Je suis complètement démunie. Toumi ne m'a pas donné voix au chapitre. Il a décidé seul que c'était terminé, et il me laisse seule face à mon désespoir. Ces derniers mois à ses côtés ont été une cure de Jouvence et maintenant je me meurs.
Bien sûr que sa décision est digne. Bien sûr qu'il a raison d'avoir peur. J'ai peur aussi parfois, seulement moi, j'assume mes sentiments. J'aurai voulu qu'il en fasse autant... J'espère seulement qu'il changera d'avis.
*
Les jours passent et se rapprochent inexorablement du jour J, sans que je ne puisse y faire grand-chose. À cause de mon manque de courage, je perds le sommeil et j'ai des cernes d'une circonférence inquiétante. Heureusement, mon travail me permet d'oublier un peu mes soucis.
Je crois qu'on m'a jeté un sort pour que je l'aime autant, ce n'est pas possible !
Toumi fait tout pour m'éviter, il se débrouille même pour visiter Gugu lorsqu'il est certain de mon absence. Parfois, j'ai la chance de l'apercevoir, mais je ne tente jamais rien car il a été clair : Il ne veut plus aucun contact avec moi.
Cela n'empêche que, dès que je distingue sa longue silhouette noire, tous mes sens se mettent en éveil et je ne contrôle plus rien. Si c'est ça l'amour, alors c'est dangereux. Parce que ce que j'éprouve pour lui, est au-delà de tout ce que les mots peuvent expliquer. Manque de chance, je suis fiancée à un autre, et dans quelques jours, je serai mariée.

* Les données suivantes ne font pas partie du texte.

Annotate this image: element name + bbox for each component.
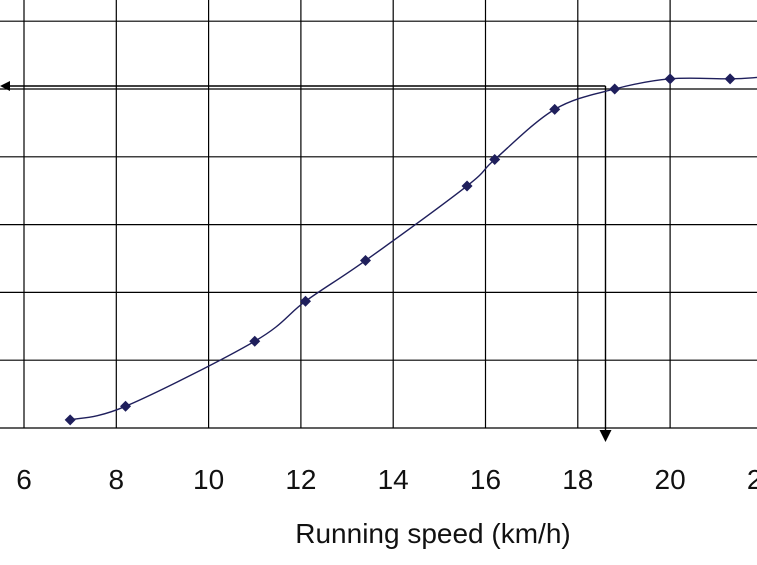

J'ai du mal à croire que, moi Gabriella Du Quesne, je puisse accepter ce genre de chose. Je ne sais pas comment me sortir de ce pétrin, d'autant plus que ma famille et celle de Johnny se côtoient de plus en plus, et se complètent à merveille.
Ce soir, Papa a organisé une soirée, en petit comité, en l'honneur de Johnny et moi. C'est très gentil de sa part, mais en réalité, j'aurais été plus à mon aise chez moi. Je n'ai envie de rien et encore moins de faire la fête. Mais étant l'une des « stars » de cette petite sauterie, ma présence est inévitable.
D'ailleurs, Johnny a bien saisi l'intérêt de cet évènement, il peut tenter un rapprochement sans que je ne l'envoie balader. Pour l'instant, je parviens à le tenir à distance, mais pour combien de temps encore ?
Pour dire vrai, je n'ai plus la force de lutter contre notre future union. Toumi m'a achevé et je me résigne peu à peu à accepter mon destin.
Les discussions vont bon train et tournent autour de la politique. Mon père trouve que le gouvernement est trop docile avec les gens de couleurs qui commencent à se rebeller en masse.
Miss Berindger, qui est une des diaconesses de l'église, mais aussi une veille amie de ma famille paternelle, se plaint avec vigueur de la révolte raciale qui sévit dans le pays.
Ce que je la déteste cette vieille pie !
Tout est laid dans sa bouche, et j'ai envie de me boucher les oreilles comme une enfant de cinq ans, pour ne plus l'entendre jacasser. Pourtant, je n'en fais rien. Je n'ai pas le courage de contrarier ce petit monde de faux (culs) chrétiens.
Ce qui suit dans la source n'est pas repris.